Texas is still Texas. Louisiana is still Louisiana. Hawaii — an island in the Pacific Ocean nearly 4,000 kilometers from the mainland — is still Hawaii. Each of these states entered the Union not by conquest, but by the will of their own people. Each drafted their own constitution. Each chose to join.

And in choosing to join, they did not give up who they were. They gained something no independent nation can fully guarantee on its own: a framework of self-governance so durable that it has survived civil war, world wars, and more than two centuries of political change — and it has done so because its foundation is not a government. Its foundation is the people.

As a state of the Union, Alberta would:


On the Question of Annexation

I want to address this directly, because it matters.

What is being proposed here is not annexation. Annexation is what happens to a people without their consent. What I am describing is the opposite — a choice made freely, by the people of Alberta, through their own democratic process, on their own terms.

The American Constitution does not permit forced admission. It requires that the people of any prospective state draft their own constitution and choose, through their own will, to join. No president, no Congress, no outside force can make Alberta a state. Only Albertans can do that.
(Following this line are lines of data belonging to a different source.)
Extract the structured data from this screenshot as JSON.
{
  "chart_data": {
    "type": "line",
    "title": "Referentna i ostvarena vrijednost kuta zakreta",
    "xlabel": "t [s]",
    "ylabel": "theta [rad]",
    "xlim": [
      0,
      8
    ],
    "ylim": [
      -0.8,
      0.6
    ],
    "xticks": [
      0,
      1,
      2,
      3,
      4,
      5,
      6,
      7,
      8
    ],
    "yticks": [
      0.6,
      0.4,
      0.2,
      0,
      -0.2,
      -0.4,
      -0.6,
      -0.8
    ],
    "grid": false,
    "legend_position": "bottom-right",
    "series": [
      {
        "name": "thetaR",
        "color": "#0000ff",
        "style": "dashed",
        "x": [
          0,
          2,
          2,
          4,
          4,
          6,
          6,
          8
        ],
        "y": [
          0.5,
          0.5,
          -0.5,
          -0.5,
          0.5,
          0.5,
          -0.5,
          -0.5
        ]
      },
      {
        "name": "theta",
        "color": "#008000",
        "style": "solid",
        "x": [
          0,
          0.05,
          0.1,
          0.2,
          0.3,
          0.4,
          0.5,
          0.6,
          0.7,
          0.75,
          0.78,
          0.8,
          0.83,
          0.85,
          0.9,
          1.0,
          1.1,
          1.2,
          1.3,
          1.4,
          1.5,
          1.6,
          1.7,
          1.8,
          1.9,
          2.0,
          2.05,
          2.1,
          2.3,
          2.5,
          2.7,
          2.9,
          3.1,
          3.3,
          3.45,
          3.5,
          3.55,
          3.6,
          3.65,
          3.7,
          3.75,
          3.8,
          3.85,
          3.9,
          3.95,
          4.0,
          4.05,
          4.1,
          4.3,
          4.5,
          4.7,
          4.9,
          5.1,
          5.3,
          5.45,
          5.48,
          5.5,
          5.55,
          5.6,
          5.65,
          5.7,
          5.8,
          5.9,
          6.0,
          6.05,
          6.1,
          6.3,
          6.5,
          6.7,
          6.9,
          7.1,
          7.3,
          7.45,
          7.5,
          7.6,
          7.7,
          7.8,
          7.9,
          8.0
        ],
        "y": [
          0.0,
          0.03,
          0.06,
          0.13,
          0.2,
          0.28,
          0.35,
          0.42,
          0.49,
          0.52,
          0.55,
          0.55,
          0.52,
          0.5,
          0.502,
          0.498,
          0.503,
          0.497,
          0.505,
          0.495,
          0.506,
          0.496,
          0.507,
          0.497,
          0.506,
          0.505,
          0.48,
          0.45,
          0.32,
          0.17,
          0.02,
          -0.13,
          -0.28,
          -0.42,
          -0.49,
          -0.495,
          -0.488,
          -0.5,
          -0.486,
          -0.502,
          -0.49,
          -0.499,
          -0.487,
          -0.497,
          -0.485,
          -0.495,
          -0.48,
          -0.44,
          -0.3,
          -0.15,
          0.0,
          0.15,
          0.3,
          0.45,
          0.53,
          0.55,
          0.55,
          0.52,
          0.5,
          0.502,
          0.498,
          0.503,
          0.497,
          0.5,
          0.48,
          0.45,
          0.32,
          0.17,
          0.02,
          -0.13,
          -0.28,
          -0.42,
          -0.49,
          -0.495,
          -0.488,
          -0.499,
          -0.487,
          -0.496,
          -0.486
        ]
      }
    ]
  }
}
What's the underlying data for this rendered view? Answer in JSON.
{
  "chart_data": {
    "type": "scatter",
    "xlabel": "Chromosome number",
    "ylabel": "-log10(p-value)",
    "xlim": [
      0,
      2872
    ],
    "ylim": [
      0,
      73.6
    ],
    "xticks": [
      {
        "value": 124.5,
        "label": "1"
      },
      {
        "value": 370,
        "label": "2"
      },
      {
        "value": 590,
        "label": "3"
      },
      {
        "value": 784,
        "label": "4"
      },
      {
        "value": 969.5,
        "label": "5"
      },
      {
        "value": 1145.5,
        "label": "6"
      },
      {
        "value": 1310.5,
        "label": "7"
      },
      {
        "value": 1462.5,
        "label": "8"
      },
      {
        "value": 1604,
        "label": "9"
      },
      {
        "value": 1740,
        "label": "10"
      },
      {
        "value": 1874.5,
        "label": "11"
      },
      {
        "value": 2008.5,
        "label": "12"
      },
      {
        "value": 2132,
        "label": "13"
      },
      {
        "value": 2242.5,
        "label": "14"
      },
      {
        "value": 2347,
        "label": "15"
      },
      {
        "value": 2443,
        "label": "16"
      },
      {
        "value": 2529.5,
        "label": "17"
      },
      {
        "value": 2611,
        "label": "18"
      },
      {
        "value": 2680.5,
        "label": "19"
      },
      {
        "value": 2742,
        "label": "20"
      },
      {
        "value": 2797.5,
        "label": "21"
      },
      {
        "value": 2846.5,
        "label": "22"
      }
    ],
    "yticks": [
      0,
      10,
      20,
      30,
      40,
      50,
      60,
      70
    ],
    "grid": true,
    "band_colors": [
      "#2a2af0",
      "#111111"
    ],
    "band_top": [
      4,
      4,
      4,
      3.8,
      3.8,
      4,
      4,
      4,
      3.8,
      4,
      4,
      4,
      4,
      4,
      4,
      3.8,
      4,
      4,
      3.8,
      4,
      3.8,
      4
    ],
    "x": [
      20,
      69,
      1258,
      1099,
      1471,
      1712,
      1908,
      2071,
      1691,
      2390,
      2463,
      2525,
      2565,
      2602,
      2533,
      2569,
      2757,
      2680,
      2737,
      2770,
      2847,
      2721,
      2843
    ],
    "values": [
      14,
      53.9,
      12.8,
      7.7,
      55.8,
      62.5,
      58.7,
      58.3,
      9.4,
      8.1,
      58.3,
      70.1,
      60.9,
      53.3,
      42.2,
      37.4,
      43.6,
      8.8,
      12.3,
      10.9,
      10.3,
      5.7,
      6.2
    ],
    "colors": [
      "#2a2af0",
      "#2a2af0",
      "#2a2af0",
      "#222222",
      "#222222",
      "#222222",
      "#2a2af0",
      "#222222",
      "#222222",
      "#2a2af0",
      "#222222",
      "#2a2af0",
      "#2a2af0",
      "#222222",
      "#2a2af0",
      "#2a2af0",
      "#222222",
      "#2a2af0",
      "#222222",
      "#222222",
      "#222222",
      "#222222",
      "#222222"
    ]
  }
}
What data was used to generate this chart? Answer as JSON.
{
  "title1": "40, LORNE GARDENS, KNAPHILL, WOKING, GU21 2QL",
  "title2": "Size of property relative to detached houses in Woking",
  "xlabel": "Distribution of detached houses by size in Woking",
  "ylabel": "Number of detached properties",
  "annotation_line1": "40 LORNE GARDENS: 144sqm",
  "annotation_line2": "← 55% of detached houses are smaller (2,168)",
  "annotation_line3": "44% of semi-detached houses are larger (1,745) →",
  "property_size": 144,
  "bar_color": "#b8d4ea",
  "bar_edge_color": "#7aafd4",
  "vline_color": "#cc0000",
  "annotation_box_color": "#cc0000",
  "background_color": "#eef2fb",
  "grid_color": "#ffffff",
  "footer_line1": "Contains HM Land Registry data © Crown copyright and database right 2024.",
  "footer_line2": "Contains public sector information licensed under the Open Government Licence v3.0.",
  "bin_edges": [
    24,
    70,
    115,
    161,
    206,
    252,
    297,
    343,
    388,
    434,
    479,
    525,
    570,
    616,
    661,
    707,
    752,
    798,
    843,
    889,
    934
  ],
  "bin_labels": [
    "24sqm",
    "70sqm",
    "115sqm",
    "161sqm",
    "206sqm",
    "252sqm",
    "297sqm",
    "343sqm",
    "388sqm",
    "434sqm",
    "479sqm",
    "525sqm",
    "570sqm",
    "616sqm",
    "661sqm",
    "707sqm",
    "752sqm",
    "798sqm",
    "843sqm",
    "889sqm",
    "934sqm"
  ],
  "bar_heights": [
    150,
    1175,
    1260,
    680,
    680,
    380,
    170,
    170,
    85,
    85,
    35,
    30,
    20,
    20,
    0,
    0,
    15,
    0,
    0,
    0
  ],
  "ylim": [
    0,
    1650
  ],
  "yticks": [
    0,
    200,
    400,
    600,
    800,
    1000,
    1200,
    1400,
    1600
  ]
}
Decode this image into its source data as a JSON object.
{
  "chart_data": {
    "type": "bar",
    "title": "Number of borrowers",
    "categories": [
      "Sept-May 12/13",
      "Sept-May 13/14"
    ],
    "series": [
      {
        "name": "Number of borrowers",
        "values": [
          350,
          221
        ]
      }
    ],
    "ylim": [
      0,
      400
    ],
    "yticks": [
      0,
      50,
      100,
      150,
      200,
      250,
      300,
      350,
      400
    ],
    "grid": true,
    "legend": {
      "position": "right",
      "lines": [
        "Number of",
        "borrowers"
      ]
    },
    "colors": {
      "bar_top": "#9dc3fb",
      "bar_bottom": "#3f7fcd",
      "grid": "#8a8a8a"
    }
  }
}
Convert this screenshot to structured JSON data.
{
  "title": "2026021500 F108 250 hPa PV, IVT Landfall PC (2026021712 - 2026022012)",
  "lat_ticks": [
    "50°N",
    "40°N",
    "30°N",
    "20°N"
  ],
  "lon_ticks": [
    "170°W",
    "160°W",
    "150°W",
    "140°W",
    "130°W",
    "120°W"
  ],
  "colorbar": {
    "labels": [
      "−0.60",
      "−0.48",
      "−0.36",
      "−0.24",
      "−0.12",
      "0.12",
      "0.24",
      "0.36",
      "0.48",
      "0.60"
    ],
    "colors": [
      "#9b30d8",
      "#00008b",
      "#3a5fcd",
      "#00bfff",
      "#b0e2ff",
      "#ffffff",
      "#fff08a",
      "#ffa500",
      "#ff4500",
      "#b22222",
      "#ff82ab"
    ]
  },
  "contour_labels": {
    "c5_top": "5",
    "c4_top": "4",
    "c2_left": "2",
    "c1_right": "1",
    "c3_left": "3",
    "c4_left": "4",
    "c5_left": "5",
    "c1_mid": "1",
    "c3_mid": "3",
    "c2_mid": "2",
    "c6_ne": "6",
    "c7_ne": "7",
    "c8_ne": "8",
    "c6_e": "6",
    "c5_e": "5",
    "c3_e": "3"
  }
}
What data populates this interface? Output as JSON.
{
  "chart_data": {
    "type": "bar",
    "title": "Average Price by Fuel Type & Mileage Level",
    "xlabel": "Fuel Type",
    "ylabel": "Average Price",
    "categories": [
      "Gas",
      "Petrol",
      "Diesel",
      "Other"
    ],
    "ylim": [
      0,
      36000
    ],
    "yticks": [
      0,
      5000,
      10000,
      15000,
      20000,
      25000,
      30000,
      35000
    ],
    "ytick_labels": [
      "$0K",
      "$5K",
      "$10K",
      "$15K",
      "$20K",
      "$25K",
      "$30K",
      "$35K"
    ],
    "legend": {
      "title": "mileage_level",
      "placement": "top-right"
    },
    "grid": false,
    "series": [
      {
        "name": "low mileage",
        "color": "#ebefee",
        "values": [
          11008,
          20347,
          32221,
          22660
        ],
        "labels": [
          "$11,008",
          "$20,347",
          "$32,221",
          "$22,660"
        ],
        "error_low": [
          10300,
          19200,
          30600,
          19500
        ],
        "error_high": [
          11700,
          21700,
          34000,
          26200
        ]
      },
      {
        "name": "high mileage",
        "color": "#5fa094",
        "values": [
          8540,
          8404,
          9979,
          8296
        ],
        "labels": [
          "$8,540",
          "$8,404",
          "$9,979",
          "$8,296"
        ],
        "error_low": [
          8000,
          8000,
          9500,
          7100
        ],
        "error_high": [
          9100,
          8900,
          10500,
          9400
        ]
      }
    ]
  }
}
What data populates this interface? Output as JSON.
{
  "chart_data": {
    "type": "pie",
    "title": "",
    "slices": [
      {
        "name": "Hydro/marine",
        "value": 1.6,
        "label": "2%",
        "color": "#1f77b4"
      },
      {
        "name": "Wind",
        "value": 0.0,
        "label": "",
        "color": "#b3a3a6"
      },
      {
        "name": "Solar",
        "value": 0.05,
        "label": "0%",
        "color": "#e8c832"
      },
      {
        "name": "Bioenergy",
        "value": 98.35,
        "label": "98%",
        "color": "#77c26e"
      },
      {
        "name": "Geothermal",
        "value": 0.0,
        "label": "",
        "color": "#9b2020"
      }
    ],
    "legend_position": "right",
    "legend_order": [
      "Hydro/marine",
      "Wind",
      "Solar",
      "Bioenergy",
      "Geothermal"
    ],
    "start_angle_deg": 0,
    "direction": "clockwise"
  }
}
That distinction is everything. It is, in fact, the very principle that makes the American framework worth joining.


The Bigger Picture

Alliances like NATO and the United Nations offer aspirations. And aspirations are not guarantees. They are promises made by governments to other governments — promises that can be broken, renegotiated, or abandoned when political winds shift.

Statehood is not an alliance. It is membership. It is the difference between a neighbor who promises to help you and a family that is constitutionally obligated to.

Alberta deserves more than aspirational promises. You always have.


A Star Worth Adding

The stars on the American flag each represent a state of the Union. Not a territory. Not a protectorate. A state — a sovereign people who chose to unite under a shared framework of Liberty, while retaining everything that makes them who they are.

Alberta could one day be that star. Not as a conquered land. Not as a political prize. But as a willing partner in the greatest experiment in self-governance the world has ever known.

The experiment is not finished. It was never meant to be. "In order to form a more perfect Union" — those words were chosen deliberately. Perfection is the destination. The journey is the point.

Alberta belongs on that journey.

The choice must always be yours. But it is a choice worth making — for your sake, and for the sake of every Albertan who comes after you.